To inaugurate the Bernstein Fellowships, a panel on "The Role of Human Rights in U.S. ­ China Relations" will be held Tuesday, Nov. 4, in the Law School's Levinson Auditorium. The panel will be moderated by Harold Hongju Koh, the Gerard C. and Bernice Latrobe Smith Professor of International Law, and director of the Orville H. Schell, Jr. Center for International Human Rights at the Law School. (Mr. Bernstein, after founding Helsinki Watch in 1977, enlisted Orville H. Schell, Jr. to chair the Americas Watch in 1981.) The event will be free and open to the public.

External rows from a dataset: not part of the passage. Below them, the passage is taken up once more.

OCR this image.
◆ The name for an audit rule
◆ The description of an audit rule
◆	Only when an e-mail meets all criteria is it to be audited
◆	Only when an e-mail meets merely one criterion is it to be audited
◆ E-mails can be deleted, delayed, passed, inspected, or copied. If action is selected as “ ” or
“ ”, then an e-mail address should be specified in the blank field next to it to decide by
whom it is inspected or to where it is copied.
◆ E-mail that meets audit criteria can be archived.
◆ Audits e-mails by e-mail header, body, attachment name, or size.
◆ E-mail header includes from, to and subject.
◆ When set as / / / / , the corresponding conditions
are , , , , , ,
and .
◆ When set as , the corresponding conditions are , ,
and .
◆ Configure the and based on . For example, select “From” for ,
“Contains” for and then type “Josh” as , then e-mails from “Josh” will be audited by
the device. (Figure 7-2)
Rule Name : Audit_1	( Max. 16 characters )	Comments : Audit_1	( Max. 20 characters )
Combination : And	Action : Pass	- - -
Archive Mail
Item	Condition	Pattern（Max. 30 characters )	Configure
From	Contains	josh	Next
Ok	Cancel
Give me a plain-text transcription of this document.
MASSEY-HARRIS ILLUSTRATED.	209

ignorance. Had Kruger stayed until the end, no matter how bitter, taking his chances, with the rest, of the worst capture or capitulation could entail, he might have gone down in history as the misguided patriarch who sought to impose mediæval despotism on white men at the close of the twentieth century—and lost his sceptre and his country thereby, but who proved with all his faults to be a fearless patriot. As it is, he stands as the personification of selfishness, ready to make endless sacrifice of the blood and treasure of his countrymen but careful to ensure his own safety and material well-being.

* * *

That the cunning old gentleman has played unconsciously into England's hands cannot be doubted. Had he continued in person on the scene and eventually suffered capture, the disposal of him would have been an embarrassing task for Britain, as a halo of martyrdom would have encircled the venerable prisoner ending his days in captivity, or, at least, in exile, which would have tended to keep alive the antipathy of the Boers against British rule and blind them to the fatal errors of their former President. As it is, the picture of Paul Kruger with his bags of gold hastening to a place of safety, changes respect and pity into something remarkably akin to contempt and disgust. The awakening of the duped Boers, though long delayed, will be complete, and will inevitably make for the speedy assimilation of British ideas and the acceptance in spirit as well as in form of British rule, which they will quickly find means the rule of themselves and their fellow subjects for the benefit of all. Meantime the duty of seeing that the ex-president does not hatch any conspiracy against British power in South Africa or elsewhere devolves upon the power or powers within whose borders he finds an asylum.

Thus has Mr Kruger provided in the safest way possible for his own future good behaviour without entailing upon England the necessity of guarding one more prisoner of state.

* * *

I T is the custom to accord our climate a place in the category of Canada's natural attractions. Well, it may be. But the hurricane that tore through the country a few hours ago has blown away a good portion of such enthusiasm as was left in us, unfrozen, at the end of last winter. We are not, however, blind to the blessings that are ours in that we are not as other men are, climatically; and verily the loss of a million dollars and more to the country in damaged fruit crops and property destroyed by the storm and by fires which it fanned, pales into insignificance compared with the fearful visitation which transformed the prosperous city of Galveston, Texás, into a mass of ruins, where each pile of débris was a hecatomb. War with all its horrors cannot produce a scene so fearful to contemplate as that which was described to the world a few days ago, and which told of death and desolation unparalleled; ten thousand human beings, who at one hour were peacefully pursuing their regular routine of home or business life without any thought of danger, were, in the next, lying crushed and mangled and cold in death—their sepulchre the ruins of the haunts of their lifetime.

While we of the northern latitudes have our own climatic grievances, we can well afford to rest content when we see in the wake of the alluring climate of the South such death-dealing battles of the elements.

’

The panelists will include Jeffrey E. Garten, dean of the School of Management and former U.S. undersecretary of commerce for international trade; Orville H. Schell III, dean of the University of California at Berkeley's School of Journalism; Li Lu, one of the student leaders at Tiananmen Square; and Harry Wu, a former Chinese political prisoner, now research fellow at the Hoover Institution and executive director of the Lagai Research Foundation.

"The establishment of the Bernstein Fellowships is a doubly wonderful event," Dean Kronman remarked. "It is wonderful in the recognition it confers on Bob Bernstein for his deep and continuing commitment to the cause of human rights, and for the imaginative work he has done over many, many years to give this cause the attention and institutional support it deserves.

"The creation of this exciting new program is wonderful, too, in the opportunities it creates for the growing number of Yale Law School students who share Bob Bernstein's commitment to human rights, and in its powerful reaffirmation of the Yale Law School's longstanding involvement in the field," added the Dean. "The recipients of the fellowships will carry forward the essential work that Bob Bernstein has so ably championed and honor him in the best way possible -- by pursuing the great moral cause to which he himself has given so much."